Natural cycles constituting an animal organism comprise the most direct instantiation of propositional meaning. It is at once a regularizing rhythm and a repetition of organic self-identity.

This self-identity obtains physically within, and in direct-and-constant relation to, a generally cyclical external environment, and thus in distinction to which the natural organism must repeat.

This necessity of organic repetition is due to the fact that natural organism is not as distinct from its environment as the human brain is justifiably wont, for neuro-efficiency, to conceive. Concepts are not the realities from which the concepts are abstracted.

The organism is profoundly fueled by, and otherwise-empirically related to, its environment.

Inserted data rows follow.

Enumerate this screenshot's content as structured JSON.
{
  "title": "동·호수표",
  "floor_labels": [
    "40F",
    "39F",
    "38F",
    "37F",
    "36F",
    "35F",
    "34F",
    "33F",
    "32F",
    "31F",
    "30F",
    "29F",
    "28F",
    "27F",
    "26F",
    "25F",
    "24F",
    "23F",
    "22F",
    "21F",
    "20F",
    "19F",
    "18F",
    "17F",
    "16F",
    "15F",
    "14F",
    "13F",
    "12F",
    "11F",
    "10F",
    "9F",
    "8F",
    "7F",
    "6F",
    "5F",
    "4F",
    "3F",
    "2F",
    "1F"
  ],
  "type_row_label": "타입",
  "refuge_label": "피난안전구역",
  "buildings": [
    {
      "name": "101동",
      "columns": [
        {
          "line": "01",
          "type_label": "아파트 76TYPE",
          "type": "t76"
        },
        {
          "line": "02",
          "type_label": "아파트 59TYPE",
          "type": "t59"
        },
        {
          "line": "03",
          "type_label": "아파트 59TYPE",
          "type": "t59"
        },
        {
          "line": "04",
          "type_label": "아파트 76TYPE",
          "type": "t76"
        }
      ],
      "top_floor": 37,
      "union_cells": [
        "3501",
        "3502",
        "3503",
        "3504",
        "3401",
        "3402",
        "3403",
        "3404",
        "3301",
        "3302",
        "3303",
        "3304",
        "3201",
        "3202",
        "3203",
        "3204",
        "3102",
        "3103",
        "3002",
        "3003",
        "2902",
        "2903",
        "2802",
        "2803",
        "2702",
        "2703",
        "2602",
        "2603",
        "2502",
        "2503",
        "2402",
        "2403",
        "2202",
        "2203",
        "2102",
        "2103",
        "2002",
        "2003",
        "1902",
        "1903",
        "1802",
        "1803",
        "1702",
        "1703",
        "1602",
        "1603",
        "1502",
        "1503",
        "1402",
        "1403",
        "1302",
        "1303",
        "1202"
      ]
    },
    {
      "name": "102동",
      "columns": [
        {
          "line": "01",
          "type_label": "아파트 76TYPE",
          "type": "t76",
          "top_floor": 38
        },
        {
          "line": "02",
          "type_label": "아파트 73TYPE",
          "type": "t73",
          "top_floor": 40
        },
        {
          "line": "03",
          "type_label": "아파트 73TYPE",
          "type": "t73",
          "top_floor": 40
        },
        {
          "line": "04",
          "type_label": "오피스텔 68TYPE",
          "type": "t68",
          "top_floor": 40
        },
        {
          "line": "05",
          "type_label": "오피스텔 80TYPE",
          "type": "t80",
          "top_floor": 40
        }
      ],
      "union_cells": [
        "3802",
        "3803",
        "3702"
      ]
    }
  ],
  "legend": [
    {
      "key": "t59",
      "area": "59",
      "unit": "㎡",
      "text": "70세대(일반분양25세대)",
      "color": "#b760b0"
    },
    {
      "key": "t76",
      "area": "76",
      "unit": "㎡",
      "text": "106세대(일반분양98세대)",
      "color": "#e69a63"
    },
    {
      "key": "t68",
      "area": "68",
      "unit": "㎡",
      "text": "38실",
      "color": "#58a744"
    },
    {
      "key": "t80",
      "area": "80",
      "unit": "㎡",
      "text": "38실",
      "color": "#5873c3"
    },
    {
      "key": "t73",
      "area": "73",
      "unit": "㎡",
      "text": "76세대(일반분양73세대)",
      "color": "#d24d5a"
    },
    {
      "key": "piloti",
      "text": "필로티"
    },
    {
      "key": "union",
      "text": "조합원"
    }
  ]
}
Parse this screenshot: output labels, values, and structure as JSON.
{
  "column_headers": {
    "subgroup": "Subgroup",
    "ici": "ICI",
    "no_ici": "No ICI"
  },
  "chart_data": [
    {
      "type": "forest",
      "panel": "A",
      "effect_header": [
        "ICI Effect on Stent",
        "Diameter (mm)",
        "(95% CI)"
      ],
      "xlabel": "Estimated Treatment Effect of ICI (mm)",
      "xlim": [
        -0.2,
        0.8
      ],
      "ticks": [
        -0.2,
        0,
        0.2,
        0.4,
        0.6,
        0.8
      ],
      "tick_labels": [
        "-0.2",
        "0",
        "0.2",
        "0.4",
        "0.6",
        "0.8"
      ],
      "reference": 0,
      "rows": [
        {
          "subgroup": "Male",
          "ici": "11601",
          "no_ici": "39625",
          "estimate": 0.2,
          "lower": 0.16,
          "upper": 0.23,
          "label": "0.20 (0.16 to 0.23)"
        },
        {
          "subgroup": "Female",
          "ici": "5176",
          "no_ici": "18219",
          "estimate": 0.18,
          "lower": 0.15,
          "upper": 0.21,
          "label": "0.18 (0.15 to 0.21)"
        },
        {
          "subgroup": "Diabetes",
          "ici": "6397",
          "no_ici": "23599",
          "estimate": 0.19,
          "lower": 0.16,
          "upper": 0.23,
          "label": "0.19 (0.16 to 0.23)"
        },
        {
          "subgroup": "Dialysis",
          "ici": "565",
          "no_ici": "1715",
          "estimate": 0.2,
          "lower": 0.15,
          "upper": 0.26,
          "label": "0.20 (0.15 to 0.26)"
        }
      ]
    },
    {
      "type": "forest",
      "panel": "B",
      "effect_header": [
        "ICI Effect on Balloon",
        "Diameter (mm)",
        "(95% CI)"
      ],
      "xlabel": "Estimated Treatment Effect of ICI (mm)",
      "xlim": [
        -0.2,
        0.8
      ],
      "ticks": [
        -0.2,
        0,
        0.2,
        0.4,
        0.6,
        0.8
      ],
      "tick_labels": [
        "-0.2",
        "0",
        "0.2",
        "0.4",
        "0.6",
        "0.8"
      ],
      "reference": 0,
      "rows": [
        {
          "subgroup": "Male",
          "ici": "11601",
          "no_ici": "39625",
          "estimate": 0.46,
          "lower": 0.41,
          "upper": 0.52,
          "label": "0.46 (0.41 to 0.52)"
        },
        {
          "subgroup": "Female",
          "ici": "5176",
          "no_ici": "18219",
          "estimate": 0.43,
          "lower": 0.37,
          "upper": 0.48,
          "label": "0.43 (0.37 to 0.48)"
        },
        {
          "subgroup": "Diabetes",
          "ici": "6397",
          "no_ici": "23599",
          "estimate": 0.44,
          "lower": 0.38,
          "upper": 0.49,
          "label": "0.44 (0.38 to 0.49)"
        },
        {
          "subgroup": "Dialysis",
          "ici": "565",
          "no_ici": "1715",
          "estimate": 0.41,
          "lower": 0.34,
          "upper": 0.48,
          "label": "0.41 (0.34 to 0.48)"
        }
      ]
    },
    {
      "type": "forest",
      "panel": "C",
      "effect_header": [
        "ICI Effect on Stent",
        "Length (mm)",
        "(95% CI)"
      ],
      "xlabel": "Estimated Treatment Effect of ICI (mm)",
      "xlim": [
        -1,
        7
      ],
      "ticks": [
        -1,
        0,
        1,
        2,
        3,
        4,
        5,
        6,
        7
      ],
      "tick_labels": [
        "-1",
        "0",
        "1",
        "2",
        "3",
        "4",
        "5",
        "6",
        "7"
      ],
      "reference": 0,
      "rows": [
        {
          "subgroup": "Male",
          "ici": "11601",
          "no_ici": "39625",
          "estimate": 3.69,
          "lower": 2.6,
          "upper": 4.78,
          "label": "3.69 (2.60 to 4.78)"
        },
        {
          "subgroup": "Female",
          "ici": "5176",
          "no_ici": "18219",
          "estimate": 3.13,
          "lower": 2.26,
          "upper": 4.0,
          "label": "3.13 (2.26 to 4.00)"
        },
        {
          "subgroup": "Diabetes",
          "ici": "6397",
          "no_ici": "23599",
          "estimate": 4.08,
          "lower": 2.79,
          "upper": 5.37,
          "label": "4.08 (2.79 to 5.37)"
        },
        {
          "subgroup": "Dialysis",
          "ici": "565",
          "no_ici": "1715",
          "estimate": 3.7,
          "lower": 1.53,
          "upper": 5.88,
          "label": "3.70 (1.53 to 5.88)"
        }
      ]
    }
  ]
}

The forms which organic repetition takes widely varies, but most cases it is so merely biological or intellectual that they go unrecognized by us as essentially forms of repetition-as-self-identity.
A most familiar instance of this obscured repetition-as-self-identity is that seen the conflict between the West’s ‘old fashioned’ Grammar School teacher and many a child’s supposed double negative:

‘I don’t got no school books, ma’am!’

As Menary (2006: 4) puts it, ‘reflective thought often intrudes into enactive performance: when performing a bodily skill, it [often] is better to let the body get on with it than to consciously direct the activity.’